Mark Oct. 12, 2016 on your calendar because that’s when “The Monsanto Tribunal” begins in The Hague, Netherlands. It’s a crowd-funded group of environmentalists, activists, scientists and lawyers that will evaluate allegations of “ecocide” made against Monsanto causing irreparable damage to the environment and human health. 

Aspen, Colo. became the third U.S. city — next to Burlington, Vt. and Greensburg, Kan. — to walk away from powering itself from climate altering, subsidized fossil fuels. Aspen now sources wind, solar and geothermal energies — they are a ‘green’ community.

This year a critically endangered western North Pacific Gray whale named Varvara registered the longest mammalian migration. She swam from her feeding grounds off Sakhalin Island, Russia to the Sea of Cortez, Baja, California, Mexico and then five-and-a-half months later returned. This 50-foot, nine-year-old, 40-ton whale cruised an astounding 13,987 miles

Deep diving whales like sperms and Cuvier’s beaked possess specialized oxygen binding, ultra stable proteins within their muscles, which are helping doctors develop synthetic blood used for emergency transfusions. Whales hold the key to saving trauma patients.

We owe gratitude to former NBA Houston Rocket Yao Ming. Since 2011, he’s worked ceaselessly with Wild Aid to inform Chinese people of the death and consequences of killing 100 million sharks a year for shark fin soup laced with mercury poisoning. This year was the first time in 20 years that the insatiable demand for shark fins declined. We are missing 90 percent of most shark species that swam the oceans in 1995.

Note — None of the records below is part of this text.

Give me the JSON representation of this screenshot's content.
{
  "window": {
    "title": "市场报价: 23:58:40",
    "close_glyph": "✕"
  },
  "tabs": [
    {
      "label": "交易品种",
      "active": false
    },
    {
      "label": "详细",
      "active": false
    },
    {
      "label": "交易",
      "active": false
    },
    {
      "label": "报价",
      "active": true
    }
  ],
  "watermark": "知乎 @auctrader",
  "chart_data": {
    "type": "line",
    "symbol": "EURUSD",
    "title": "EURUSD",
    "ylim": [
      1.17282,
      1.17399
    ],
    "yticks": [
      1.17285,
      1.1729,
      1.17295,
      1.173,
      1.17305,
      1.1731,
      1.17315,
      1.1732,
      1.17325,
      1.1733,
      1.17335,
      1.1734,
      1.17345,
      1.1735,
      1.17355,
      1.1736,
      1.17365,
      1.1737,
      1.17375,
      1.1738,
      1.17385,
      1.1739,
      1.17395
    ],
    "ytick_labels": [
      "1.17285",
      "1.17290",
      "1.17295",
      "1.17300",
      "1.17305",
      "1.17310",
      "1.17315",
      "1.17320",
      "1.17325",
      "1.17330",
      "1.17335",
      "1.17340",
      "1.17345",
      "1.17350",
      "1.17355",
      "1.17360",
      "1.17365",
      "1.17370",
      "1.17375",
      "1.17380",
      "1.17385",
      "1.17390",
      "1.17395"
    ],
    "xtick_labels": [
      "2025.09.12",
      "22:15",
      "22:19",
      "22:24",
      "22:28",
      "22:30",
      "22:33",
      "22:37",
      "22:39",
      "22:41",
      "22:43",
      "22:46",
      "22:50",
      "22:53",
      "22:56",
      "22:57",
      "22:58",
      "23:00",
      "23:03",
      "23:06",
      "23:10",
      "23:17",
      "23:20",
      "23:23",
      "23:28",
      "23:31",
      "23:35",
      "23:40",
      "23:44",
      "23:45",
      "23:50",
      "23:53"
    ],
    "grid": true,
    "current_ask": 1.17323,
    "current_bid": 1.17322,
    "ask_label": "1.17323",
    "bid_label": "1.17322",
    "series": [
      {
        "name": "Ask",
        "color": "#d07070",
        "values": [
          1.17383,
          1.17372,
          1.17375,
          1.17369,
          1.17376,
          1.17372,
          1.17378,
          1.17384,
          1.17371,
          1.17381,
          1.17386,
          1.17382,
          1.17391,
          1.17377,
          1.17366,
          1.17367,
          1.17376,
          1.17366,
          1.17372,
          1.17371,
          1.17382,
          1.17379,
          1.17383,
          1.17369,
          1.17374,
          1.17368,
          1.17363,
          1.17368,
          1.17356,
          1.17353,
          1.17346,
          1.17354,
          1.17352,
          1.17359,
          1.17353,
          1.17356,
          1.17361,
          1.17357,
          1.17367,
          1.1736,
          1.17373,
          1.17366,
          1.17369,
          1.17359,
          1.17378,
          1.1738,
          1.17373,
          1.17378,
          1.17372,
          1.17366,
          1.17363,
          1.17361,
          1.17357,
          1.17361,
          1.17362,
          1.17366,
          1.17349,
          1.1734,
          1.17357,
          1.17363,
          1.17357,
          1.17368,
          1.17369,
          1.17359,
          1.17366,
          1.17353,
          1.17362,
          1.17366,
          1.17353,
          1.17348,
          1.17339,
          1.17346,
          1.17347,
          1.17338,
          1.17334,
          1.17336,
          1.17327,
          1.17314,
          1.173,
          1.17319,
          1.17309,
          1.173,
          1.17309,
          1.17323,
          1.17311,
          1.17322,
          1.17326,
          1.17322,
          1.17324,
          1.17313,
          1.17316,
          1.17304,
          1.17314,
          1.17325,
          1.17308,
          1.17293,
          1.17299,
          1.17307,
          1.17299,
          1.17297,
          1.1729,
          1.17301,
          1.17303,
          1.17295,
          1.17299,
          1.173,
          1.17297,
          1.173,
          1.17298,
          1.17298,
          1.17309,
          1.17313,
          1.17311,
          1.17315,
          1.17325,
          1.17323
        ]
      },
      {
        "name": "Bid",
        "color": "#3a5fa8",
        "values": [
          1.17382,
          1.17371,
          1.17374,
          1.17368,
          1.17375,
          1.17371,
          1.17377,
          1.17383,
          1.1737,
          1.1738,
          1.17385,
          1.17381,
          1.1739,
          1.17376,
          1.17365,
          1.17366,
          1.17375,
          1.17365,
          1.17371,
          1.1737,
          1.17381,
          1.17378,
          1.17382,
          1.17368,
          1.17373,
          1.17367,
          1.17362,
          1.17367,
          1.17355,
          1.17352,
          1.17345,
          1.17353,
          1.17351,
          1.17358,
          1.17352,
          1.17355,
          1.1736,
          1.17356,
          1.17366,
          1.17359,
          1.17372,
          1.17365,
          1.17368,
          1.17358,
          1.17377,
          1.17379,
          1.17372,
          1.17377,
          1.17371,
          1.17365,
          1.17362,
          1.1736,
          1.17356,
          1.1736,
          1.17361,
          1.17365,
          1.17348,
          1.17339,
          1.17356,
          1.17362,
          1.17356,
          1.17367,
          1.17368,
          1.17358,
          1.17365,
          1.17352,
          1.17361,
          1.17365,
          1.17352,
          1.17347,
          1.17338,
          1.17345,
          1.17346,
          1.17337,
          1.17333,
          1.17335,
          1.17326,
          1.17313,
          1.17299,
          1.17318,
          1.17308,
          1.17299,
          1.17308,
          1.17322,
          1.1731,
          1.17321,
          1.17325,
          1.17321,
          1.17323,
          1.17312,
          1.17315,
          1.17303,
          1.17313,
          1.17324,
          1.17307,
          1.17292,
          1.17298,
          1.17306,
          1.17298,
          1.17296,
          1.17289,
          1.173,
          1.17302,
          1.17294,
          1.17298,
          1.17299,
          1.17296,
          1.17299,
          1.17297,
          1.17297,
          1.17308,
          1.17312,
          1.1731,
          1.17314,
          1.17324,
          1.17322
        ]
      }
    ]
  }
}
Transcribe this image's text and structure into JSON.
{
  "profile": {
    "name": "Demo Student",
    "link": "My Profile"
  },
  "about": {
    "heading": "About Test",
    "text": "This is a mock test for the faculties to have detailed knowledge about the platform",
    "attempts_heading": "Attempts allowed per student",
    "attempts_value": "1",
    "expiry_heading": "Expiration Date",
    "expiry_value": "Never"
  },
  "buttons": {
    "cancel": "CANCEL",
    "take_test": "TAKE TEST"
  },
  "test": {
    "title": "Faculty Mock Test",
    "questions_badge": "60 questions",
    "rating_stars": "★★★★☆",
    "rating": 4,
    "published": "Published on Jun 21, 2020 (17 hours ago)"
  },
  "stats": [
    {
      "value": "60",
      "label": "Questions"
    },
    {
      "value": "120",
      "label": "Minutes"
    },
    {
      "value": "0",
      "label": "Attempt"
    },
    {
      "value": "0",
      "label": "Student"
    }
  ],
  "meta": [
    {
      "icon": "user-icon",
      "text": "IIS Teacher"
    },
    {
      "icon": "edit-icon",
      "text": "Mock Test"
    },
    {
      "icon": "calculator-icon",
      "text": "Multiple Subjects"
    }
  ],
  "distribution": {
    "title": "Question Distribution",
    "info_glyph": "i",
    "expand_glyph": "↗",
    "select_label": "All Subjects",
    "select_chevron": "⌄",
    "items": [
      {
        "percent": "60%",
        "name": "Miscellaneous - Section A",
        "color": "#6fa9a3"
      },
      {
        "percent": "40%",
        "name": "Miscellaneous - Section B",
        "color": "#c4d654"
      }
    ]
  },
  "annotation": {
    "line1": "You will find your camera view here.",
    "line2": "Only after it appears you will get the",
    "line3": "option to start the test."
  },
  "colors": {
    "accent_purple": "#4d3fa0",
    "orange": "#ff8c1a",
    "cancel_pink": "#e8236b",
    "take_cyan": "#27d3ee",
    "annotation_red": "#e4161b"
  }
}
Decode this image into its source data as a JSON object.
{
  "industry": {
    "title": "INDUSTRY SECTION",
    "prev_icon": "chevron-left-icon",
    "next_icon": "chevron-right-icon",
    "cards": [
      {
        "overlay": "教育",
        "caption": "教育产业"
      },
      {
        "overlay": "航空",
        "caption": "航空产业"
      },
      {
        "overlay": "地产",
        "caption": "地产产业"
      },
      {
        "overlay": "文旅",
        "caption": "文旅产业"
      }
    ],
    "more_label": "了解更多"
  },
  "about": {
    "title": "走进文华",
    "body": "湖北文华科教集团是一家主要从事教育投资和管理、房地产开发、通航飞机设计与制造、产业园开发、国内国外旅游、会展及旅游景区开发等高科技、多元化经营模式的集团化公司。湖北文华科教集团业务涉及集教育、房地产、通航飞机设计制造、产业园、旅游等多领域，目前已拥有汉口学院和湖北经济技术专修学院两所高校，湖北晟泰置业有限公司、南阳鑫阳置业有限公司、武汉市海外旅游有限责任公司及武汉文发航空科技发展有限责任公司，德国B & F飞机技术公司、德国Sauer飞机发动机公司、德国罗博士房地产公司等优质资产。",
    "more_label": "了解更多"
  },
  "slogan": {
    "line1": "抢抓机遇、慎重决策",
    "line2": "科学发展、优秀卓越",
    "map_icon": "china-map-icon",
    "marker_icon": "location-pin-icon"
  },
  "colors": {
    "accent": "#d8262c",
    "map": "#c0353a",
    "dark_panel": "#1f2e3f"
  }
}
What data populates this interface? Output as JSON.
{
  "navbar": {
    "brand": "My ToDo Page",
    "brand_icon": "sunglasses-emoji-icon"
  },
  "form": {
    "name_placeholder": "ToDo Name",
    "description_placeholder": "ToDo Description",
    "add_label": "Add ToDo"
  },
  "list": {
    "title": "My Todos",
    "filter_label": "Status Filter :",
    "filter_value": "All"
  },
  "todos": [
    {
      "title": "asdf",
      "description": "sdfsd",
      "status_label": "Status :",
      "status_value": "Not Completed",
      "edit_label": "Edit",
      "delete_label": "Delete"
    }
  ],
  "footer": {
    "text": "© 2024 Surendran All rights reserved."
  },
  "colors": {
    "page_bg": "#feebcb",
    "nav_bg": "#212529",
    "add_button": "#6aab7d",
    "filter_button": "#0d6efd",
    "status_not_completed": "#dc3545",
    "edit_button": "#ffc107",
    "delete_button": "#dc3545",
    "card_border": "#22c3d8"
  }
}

Sea Shepherd’s icefish campaign was a smashing success after 110 days and over 10,000 nautical miles across two seas and three oceans, the longest hot pursuit of a poaching vessel in maritime history, which ended with the captain of the ignoble, unflagged Thunder scuttling her off the coast of West Africa. 

The international group of “hacktivists” known as Anonymous punished Japan and Iceland for mercilessly massacring whales and dolphins and not abiding by the 1986 world moratorium on whaling. Since September over 100 government and commercial websites were forced offline thanks to what is known as “disturbed denial of service.”

We are missing 40 percent of oxygen-bearing oceanic plants called phytoplankton — the base of the entire marine food web — from overheating oceans as a direct consequence of the climate crisis, courtesy of the $5.6 trillion  annually subsidized fossil fuel industry.

Whales and dolphins are central to our survival and helping to heal the sick oceans. The filter-feeding whales are fertilizing the sea with their flocculent fecal plumes (their feces). It’s rich in iron and nitrogen — essential to grow oxygen-bearing phytoplankton, which provides almost three out of every four breaths of air we all breathe. The whales are helping us fight the climate crisis.

Love is the Solution — Happy New Year.

Earth Dr Reese Halter is the author of “The Insatiable Bark Beetle.”

Editor’s note: Minor edits have been made to improve clarity.